New Zealand issued a tax bulletin this month officially recognizing that it is legal for employers to pay employees with crypto-currencies like Bitcoin.

The crypto-currencies just have to be able to be converted into fiat currency… which is typically the case with every major crypto.

This is another step towards working crypto-currencies into the system, instead of killing their adoption due to ambiguity about legal issues.

Click here for the full story.

Finally a judge rules sensibly in a Civil Asset Forfeiture case

Governments routinely seize people’s assets without any trial or due process. It’s called Civil Asset Forfeiture… and there are very few rules limiting their authority.

We’ve written about this a LOT over the years– police and various government agencies confiscating property like cash, cars, even houses, simply because they -suspect- someone of committing a crime.

Often the property’s owner is never even charged with a crime.
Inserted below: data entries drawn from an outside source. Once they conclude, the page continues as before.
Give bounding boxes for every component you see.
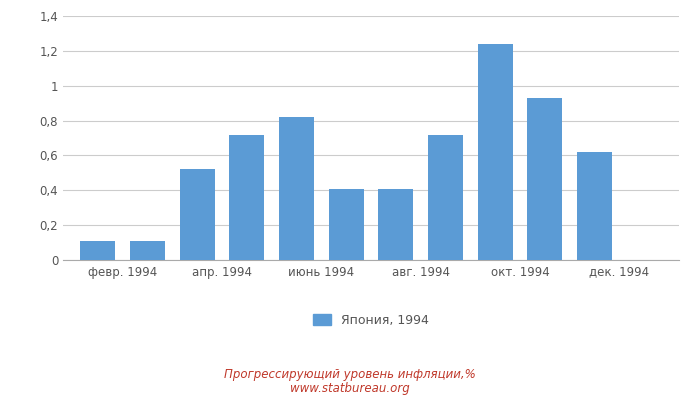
Bar [80, 241, 116, 260]
Bar [379, 188, 413, 260]
Bar [180, 169, 214, 260]
Text: www.statbureau.org: www.statbureau.org [290, 382, 410, 395]
Bar [428, 134, 463, 260]
Text: Прогрессирующий уровень инфляции,%: Прогрессирующий уровень инфляции,% [224, 368, 476, 381]
Bar [279, 117, 314, 260]
Bar [130, 241, 164, 260]
Bar [230, 134, 264, 260]
Bar [578, 152, 612, 260]
Bar [329, 188, 363, 260]
Bar [478, 44, 512, 260]
Legend: Япония, 1994: Япония, 1994 [308, 309, 434, 332]
Bar [528, 98, 562, 260]
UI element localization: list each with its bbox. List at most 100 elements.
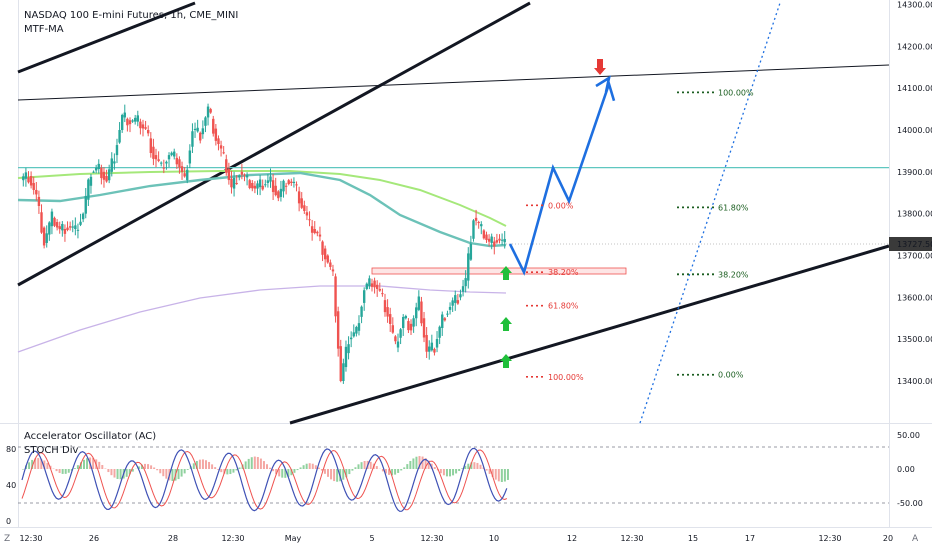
candle-body [212,118,215,134]
candle-body [336,311,340,349]
candle-body [402,316,405,329]
candle-body [180,166,184,172]
candle-body [357,323,361,331]
candle-body [115,145,119,156]
candle-body [50,211,54,227]
candle-body [310,226,314,233]
candle-body [264,184,267,186]
trendline-rising [17,1,531,287]
candle-body [474,217,478,221]
candle-body [209,109,212,113]
ac-histogram-bar [275,469,278,475]
ac-histogram-bar [394,469,397,475]
candle-body [271,180,275,193]
ac-histogram-bar [211,464,214,469]
candle-body [349,337,353,340]
ac-histogram-bar [311,463,314,469]
dotted-diagonal-line [639,2,781,424]
candle-body [305,212,309,216]
ac-histogram-bar [46,462,49,469]
candle-body [53,217,56,226]
candle-body [266,180,270,183]
ac-histogram-bar [317,467,320,469]
candle-body [329,262,332,267]
candle-body [222,152,225,154]
candle-body [240,171,244,175]
candle-body [48,222,51,235]
candle-body [425,334,428,352]
candle-body [32,182,35,190]
price-tick-label: 13700.00 [897,252,932,261]
candle-body [295,184,298,186]
ac-histogram-bar [238,467,241,469]
ac-histogram-bar [439,469,442,474]
candle-body [238,175,241,178]
candle-body [407,321,410,331]
candle-body [399,329,402,338]
ac-histogram-bar [220,469,223,473]
candle-body [256,183,259,189]
candle-body [128,120,132,125]
candle-body [199,132,202,141]
candle-body [147,130,150,134]
time-tick-label: 28 [168,534,178,543]
ac-histogram-bar [144,463,146,469]
candle-body [464,278,467,287]
ac-histogram-bar [76,465,79,469]
candle-body [89,176,93,186]
ac-histogram-bar [485,469,488,471]
ac-histogram-bar [131,469,134,472]
ac-histogram-bar [418,456,421,469]
fib-left-label: 100.00% [548,373,584,382]
stoch-tick-label: 80 [6,445,16,454]
ac-histogram-bar [232,469,235,473]
fib-right-label: 0.00% [718,371,744,380]
ma-green-line [17,170,507,227]
candle-body [370,283,374,287]
candle-body [113,161,116,164]
candle-body [498,238,501,241]
ac-histogram-bar [162,469,165,477]
candle-body [258,179,262,188]
ac-histogram-bar [86,458,89,469]
ac-histogram-bar [415,456,418,469]
candle-body [81,213,85,220]
candle-body [355,327,358,334]
ac-histogram-bar [37,458,40,469]
candle-body [378,288,381,291]
candle-body [201,128,205,135]
ac-histogram-bar [201,459,204,469]
ac-histogram-bar [369,461,372,469]
ac-histogram-bar [491,469,494,478]
ac-histogram-bar [205,460,207,469]
candle-body [217,138,220,145]
candle-body [435,339,439,348]
ac-histogram-bar [110,469,113,476]
indicator-stoch-label: STOCH Div [24,445,79,456]
ac-histogram-bar [186,469,189,470]
time-tick-label: 12 [567,534,577,543]
candle-body [61,223,64,231]
ac-histogram-bar [113,469,116,478]
ac-histogram-bar [183,469,186,474]
ac-histogram-bar [363,460,366,469]
candle-body [308,219,311,221]
candle-body [297,191,301,204]
candle-body [365,283,368,289]
candle-body [227,169,231,181]
candle-body [396,341,400,348]
ac-histogram-bar [79,462,82,469]
ac-histogram-bar [494,469,497,480]
candle-body [154,155,158,160]
ac-histogram-bar [217,469,220,470]
time-tick-label: 20 [883,534,893,543]
ac-histogram-bar [140,464,143,469]
ma-purple-line [17,285,507,353]
ac-histogram-bar [119,469,122,480]
candle-body [300,198,303,208]
candle-body [230,178,233,188]
ac-histogram-bar [452,469,455,476]
ac-histogram-bar [58,469,61,473]
ac-histogram-bar [424,458,427,469]
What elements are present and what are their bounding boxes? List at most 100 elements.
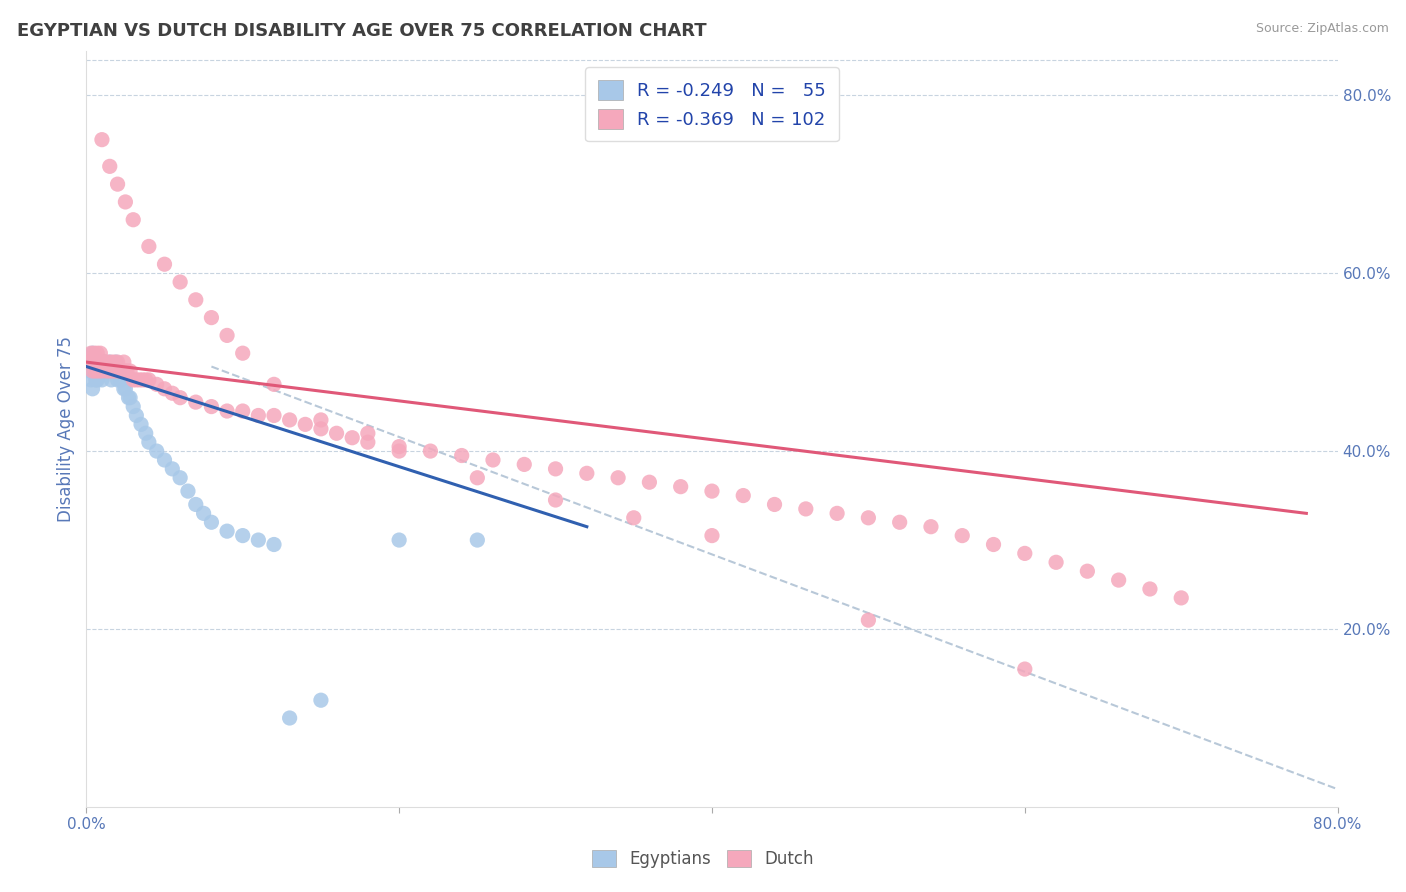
- Point: [90, 364, 112, 378]
- Point: [112, 382, 135, 396]
- Point: [700, 484, 723, 499]
- Point: [122, 212, 145, 227]
- Point: [112, 355, 135, 369]
- Point: [100, 373, 122, 387]
- Point: [169, 275, 191, 289]
- Point: [733, 489, 755, 503]
- Point: [90, 373, 112, 387]
- Point: [84, 355, 107, 369]
- Point: [79, 355, 101, 369]
- Point: [544, 462, 567, 476]
- Point: [215, 328, 238, 343]
- Point: [115, 364, 138, 378]
- Legend: R = -0.249   N =   55, R = -0.369   N = 102: R = -0.249 N = 55, R = -0.369 N = 102: [585, 67, 839, 141]
- Point: [1076, 564, 1098, 578]
- Point: [100, 355, 122, 369]
- Point: [388, 440, 411, 454]
- Point: [94, 355, 117, 369]
- Point: [117, 391, 139, 405]
- Point: [278, 711, 301, 725]
- Point: [79, 364, 101, 378]
- Point: [294, 417, 316, 432]
- Point: [80, 355, 103, 369]
- Point: [107, 355, 129, 369]
- Point: [215, 404, 238, 418]
- Point: [94, 355, 117, 369]
- Point: [107, 177, 129, 191]
- Point: [169, 391, 191, 405]
- Point: [1170, 591, 1192, 605]
- Point: [105, 355, 128, 369]
- Point: [82, 346, 104, 360]
- Point: [325, 426, 347, 441]
- Point: [86, 346, 108, 360]
- Point: [122, 373, 145, 387]
- Point: [84, 373, 107, 387]
- Point: [96, 364, 118, 378]
- Point: [87, 364, 110, 378]
- Point: [86, 364, 108, 378]
- Point: [86, 355, 108, 369]
- Point: [89, 355, 111, 369]
- Point: [101, 364, 124, 378]
- Point: [87, 364, 110, 378]
- Point: [89, 364, 111, 378]
- Point: [309, 693, 332, 707]
- Point: [794, 502, 817, 516]
- Point: [105, 364, 128, 378]
- Point: [1045, 555, 1067, 569]
- Point: [467, 533, 489, 547]
- Point: [80, 346, 103, 360]
- Legend: Egyptians, Dutch: Egyptians, Dutch: [586, 843, 820, 875]
- Point: [184, 498, 207, 512]
- Point: [1108, 573, 1130, 587]
- Point: [309, 422, 332, 436]
- Point: [87, 355, 110, 369]
- Point: [263, 537, 285, 551]
- Point: [101, 364, 124, 378]
- Point: [162, 386, 184, 401]
- Point: [89, 346, 111, 360]
- Point: [1014, 662, 1036, 676]
- Point: [247, 533, 270, 547]
- Point: [825, 507, 848, 521]
- Point: [263, 409, 285, 423]
- Point: [96, 364, 118, 378]
- Point: [86, 373, 108, 387]
- Point: [263, 377, 285, 392]
- Text: EGYPTIAN VS DUTCH DISABILITY AGE OVER 75 CORRELATION CHART: EGYPTIAN VS DUTCH DISABILITY AGE OVER 75…: [17, 22, 706, 40]
- Point: [97, 355, 120, 369]
- Point: [135, 373, 157, 387]
- Point: [83, 355, 105, 369]
- Point: [184, 293, 207, 307]
- Point: [90, 364, 112, 378]
- Point: [482, 453, 505, 467]
- Point: [97, 364, 120, 378]
- Point: [138, 239, 160, 253]
- Point: [200, 400, 222, 414]
- Point: [607, 471, 630, 485]
- Point: [107, 373, 129, 387]
- Point: [232, 346, 254, 360]
- Point: [89, 355, 111, 369]
- Point: [700, 528, 723, 542]
- Point: [638, 475, 661, 490]
- Point: [200, 515, 222, 529]
- Point: [200, 310, 222, 325]
- Point: [388, 444, 411, 458]
- Point: [669, 480, 692, 494]
- Point: [129, 417, 152, 432]
- Point: [153, 453, 176, 467]
- Point: [84, 364, 107, 378]
- Point: [309, 413, 332, 427]
- Point: [103, 364, 125, 378]
- Y-axis label: Disability Age Over 75: Disability Age Over 75: [58, 335, 75, 522]
- Point: [90, 355, 112, 369]
- Point: [83, 346, 105, 360]
- Point: [215, 524, 238, 538]
- Point: [889, 515, 911, 529]
- Point: [1014, 546, 1036, 560]
- Point: [357, 435, 380, 450]
- Point: [94, 364, 117, 378]
- Point: [467, 471, 489, 485]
The whole matter is dropped. But the government still keeps their stuff… and then an innocent civilian has to spend a boatload of money on lawyers to get their assets back.
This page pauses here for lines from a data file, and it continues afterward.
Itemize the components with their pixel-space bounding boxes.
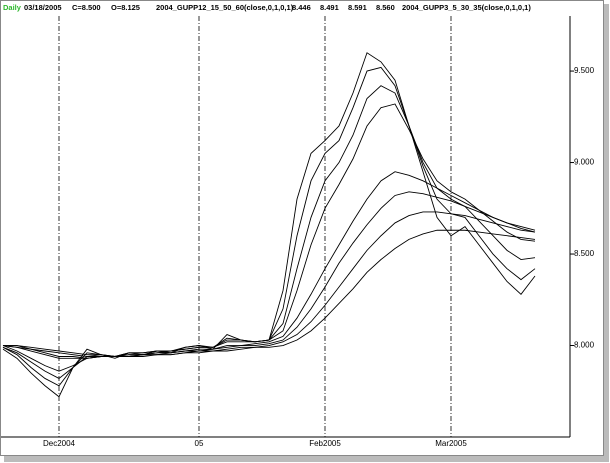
y-tick-label: 8.000 [574, 341, 595, 350]
series-line [3, 229, 536, 357]
series-line [2, 191, 536, 359]
reading: 8.591 [348, 3, 367, 12]
study: 2004_GUPP3_5_30_35(close,0,1,0,1) [402, 3, 531, 12]
study: 2004_GUPP12_15_50_60(close,0,1,0,1) [156, 3, 294, 12]
y-tick-label: 9.000 [574, 158, 595, 167]
shadow [604, 4, 609, 459]
date: 03/18/2005 [24, 3, 62, 12]
period: Daily [3, 3, 22, 12]
x-tick-label: Feb2005 [309, 439, 341, 448]
reading: 8.491 [320, 3, 339, 12]
reading: 8.560 [376, 3, 395, 12]
x-tick-label: Dec2004 [43, 439, 76, 448]
frame [0, 0, 604, 456]
open: O=8.125 [111, 3, 140, 12]
close: C=8.500 [72, 3, 101, 12]
series-line [3, 211, 536, 357]
x-tick-label: Mar2005 [435, 439, 467, 448]
y-tick-label: 8.500 [574, 249, 595, 258]
shadow [4, 456, 609, 462]
y-tick-label: 9.500 [574, 66, 595, 75]
reading: 8.446 [292, 3, 311, 12]
x-tick-label: 05 [195, 439, 204, 448]
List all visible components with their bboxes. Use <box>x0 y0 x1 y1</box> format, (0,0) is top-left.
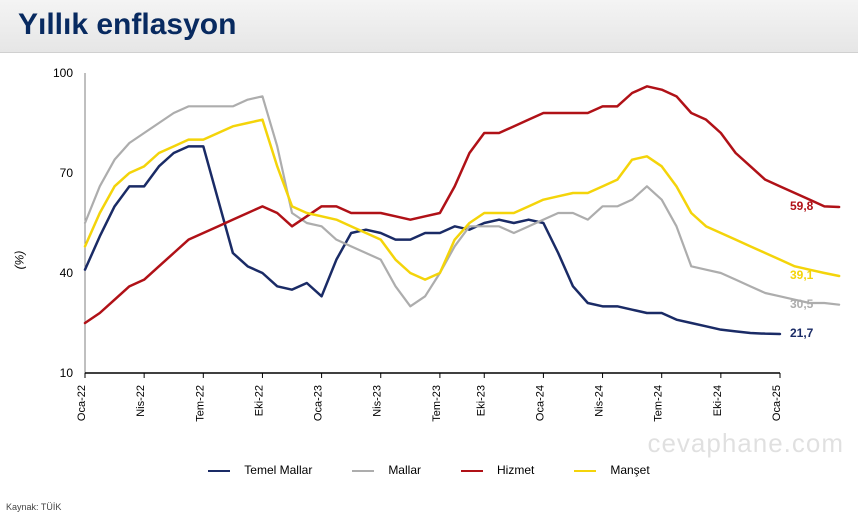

In March 2017, Alabama police pulled a man over for a minor traffic violation and discovered that he had $52,000 of physical cash on him.
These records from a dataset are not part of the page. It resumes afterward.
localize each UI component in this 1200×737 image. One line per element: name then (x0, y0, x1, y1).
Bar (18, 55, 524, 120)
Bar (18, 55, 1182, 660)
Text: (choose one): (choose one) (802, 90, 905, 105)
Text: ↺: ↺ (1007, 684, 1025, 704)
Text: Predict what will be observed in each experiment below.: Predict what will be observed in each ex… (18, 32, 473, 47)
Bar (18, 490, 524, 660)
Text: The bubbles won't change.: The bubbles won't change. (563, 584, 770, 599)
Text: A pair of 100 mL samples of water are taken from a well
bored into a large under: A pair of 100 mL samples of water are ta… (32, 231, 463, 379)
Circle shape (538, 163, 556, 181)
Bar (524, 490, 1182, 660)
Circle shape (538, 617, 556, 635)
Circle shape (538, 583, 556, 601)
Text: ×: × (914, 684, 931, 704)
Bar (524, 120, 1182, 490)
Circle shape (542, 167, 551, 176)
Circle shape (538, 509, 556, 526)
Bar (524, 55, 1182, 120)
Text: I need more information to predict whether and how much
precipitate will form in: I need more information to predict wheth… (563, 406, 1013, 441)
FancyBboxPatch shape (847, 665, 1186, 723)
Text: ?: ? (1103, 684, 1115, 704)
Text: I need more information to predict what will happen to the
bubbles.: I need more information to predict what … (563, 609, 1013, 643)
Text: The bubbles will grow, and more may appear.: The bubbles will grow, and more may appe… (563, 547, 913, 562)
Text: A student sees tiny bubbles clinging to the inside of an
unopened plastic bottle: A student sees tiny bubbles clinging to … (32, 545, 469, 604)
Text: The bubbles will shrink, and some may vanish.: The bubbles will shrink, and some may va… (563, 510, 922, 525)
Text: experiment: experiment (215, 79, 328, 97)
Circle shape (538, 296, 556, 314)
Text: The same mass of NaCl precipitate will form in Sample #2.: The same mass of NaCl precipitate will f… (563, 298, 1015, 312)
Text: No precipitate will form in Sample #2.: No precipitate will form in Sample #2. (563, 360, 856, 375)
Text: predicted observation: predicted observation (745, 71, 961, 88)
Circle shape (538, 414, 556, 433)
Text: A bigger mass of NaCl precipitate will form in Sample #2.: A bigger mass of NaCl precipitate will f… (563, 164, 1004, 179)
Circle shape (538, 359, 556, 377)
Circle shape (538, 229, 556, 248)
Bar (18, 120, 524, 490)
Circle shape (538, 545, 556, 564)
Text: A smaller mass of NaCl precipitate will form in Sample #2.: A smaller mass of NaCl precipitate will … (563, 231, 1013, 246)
Bear in mind– having cash is NOT a crime. But the cops seized every penny of it.

They had no suspicion that the man was a criminal, or any evidence of any wrongdoing. They just took the money… yet did not file any charges.

The police even admitted in testimony that there was absolutely zero evidence that the driver had committed a crime.

Seriously, how is this not THEFT?

But finally, after a TWO YEAR legal battle, an Alabama state court sided with the driver.

This will hopefully set a minimum standard for the police: you can’t just steal from people… there has to be at least some evidence of a crime.

Click here for the full story.

Man denied firearm due to 72-hour involuntary hospital stay

Many states have already enacted “red flag laws” targeting firearms owners. These allow the courts to confiscate guns from anyone deemed mentally ill by a judge.

What you may not know is the federal government already claims the power to deny gun ownership to anyone “adjudicated mentally ill or committed to a mental institution.”

So a man who was briefly and INVOLUNTARILY treated at a mental health clinic in 2003 for less than 72 hours was denied by the background check system when he tried to purchase a firearm 15 years later.

He sued, alleging his due process rights were violated. And the courts just agreed that his brief hospitalization did not meet the standard to take his Second Amendment right to bear arms.

Simultaneously, however, the courts still said that had the man been involuntarily committed with a judge’s order, he could have been stripped of his rights.

So if, back in 2003, the judge had ruled he should be committed for even a single day, the man would have lost his rights to own a firearm forever.

This is starting to set a very clear legal precedent for how Red Flag laws can be applied.

Click here for the full story.

Medical patient falls off table, sues his physician…

An elderly patient was sitting on the examination table in his doctor’s office.

Then when his physician left the room, the man fell off the table.

So the the patient is suing his doctor, alleging negligence for leaving him alone on a table without a railing.

Apparently now in the Sue-nited States of America, you can’t even be expected to sit on a table by yourself anymore. That’s simply too much responsibility.

Just another example of why you might want to have some assets protected.

Click here for the full story.

Injured cop can sue random Black Lives Matter activist

At a 2016 Black Lives Matter protest, a local police officer was attacked with a brick.

The officer was injured, and, to this day, they never found the assailant.

So instead the officer is suing a prominent Black Lives Matter organizer.

It’s obvious that assault and violence are wrong. But it’s also obvious that the organizer was clearly NOT the person who threw the brick.

Yet now this activist has to go to court to defend himself because of someone else’s actions.